Re: [PATCH] binder_alloc: Move alloc_page() out of mmap_rwsem to reduce the lock duration

From: Hillf Danton
Date: Tue Sep 03 2024 - 07:04:09 EST

On Tue, Sep 03, 2024 at 10:50:09AM +1200, Barry Song wrote:
> From: Barry Song <v-songbaohua@xxxxxxxx>
> The mmap_write_lock() can block all access to the VMAs, for example page
> faults. Performing memory allocation while holding this lock may trigger
> direct reclamation, leading to others being queued in the rwsem for an
> extended period.
> We've observed that the allocation can sometimes take more than 300ms,
> significantly blocking other threads. The user interface sometimes
> becomes less responsive as a result. To prevent this, let's move the
> allocation outside of the write lock.

I suspect concurrent allocators make things better wrt response, cutting
alloc latency down to 10ms for instance in your scenario. Feel free to
show figures given Tangquan's 48-hour profiling.
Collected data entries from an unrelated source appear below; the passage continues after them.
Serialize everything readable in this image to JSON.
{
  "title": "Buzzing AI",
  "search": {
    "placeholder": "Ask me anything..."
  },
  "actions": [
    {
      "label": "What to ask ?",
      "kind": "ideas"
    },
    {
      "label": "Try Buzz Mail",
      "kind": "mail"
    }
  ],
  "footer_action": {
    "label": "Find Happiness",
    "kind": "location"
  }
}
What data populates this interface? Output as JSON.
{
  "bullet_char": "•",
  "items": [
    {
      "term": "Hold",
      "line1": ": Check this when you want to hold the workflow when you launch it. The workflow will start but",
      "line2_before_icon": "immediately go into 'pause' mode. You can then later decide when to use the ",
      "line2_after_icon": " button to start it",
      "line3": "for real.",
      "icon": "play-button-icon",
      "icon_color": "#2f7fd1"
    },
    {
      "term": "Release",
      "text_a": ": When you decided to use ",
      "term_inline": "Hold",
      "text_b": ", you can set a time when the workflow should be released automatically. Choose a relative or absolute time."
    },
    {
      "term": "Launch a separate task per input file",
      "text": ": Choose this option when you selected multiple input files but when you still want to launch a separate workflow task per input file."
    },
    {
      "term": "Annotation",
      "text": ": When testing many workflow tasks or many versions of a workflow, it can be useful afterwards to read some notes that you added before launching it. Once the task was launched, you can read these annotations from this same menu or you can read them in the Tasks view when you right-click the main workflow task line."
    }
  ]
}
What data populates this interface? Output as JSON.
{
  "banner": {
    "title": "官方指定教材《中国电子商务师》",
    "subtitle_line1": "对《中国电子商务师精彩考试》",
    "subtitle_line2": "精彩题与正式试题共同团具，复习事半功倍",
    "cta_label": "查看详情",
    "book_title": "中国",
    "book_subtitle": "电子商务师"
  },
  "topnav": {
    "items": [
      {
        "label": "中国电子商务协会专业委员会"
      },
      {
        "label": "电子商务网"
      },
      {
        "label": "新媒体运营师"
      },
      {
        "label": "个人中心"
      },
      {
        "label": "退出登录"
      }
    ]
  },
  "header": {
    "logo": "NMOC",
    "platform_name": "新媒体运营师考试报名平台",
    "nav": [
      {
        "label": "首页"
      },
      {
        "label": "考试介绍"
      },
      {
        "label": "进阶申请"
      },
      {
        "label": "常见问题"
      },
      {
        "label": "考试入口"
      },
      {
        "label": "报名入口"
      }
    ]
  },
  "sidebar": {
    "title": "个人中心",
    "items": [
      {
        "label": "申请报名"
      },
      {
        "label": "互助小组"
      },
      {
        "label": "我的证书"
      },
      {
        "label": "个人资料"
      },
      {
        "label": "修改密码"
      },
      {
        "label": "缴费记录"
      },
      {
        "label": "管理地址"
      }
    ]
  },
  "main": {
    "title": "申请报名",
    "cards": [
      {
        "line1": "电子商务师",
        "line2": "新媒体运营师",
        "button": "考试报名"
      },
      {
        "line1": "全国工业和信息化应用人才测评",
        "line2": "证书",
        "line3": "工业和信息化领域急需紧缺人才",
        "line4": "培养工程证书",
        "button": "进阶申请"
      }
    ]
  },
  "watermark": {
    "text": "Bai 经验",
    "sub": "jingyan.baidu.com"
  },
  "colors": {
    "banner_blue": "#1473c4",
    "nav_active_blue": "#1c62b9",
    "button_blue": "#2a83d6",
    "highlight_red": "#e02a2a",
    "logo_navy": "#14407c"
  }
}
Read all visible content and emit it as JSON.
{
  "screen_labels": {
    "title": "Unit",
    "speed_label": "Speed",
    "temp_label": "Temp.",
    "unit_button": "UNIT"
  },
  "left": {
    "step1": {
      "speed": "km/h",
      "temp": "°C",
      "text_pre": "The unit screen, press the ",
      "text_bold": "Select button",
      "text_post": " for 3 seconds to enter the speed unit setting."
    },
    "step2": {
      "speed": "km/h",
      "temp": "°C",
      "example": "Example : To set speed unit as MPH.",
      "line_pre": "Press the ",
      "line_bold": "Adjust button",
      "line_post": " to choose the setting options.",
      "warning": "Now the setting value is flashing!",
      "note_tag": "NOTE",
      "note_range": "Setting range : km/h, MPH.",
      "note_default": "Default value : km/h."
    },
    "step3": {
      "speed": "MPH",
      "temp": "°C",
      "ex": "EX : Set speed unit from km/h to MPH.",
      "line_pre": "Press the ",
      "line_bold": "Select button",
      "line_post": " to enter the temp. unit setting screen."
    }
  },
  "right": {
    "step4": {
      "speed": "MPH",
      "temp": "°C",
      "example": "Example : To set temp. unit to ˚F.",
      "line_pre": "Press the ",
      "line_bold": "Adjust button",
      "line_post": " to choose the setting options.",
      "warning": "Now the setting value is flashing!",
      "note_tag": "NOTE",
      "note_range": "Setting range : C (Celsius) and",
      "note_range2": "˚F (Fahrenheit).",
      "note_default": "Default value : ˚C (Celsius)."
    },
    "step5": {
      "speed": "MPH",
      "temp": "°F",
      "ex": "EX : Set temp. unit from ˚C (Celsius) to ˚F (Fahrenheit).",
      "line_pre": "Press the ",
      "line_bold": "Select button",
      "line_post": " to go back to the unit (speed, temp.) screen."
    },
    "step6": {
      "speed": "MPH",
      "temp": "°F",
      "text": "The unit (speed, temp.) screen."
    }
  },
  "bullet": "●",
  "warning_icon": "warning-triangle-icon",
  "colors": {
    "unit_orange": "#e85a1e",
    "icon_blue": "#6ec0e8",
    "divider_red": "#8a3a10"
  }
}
> A potential side effect could be an extra alloc_page() for the second
> thread executing binder_install_single_page() while the first thread
> has done it earlier. However, according to Tangquan's 48-hour profiling
> using monkey, the likelihood of this occurring is minimal, with a ratio
> of only 1 in 2400. Compared to the significantly costly rwsem, this is
> negligible.
> On the other hand, holding a write lock without making any VMA
> modifications appears questionable and likely incorrect. While this
> patch focuses on reducing the lock duration, future updates may aim
> to eliminate the write lock entirely.

If spin, better not before taking a look at vm_insert_page().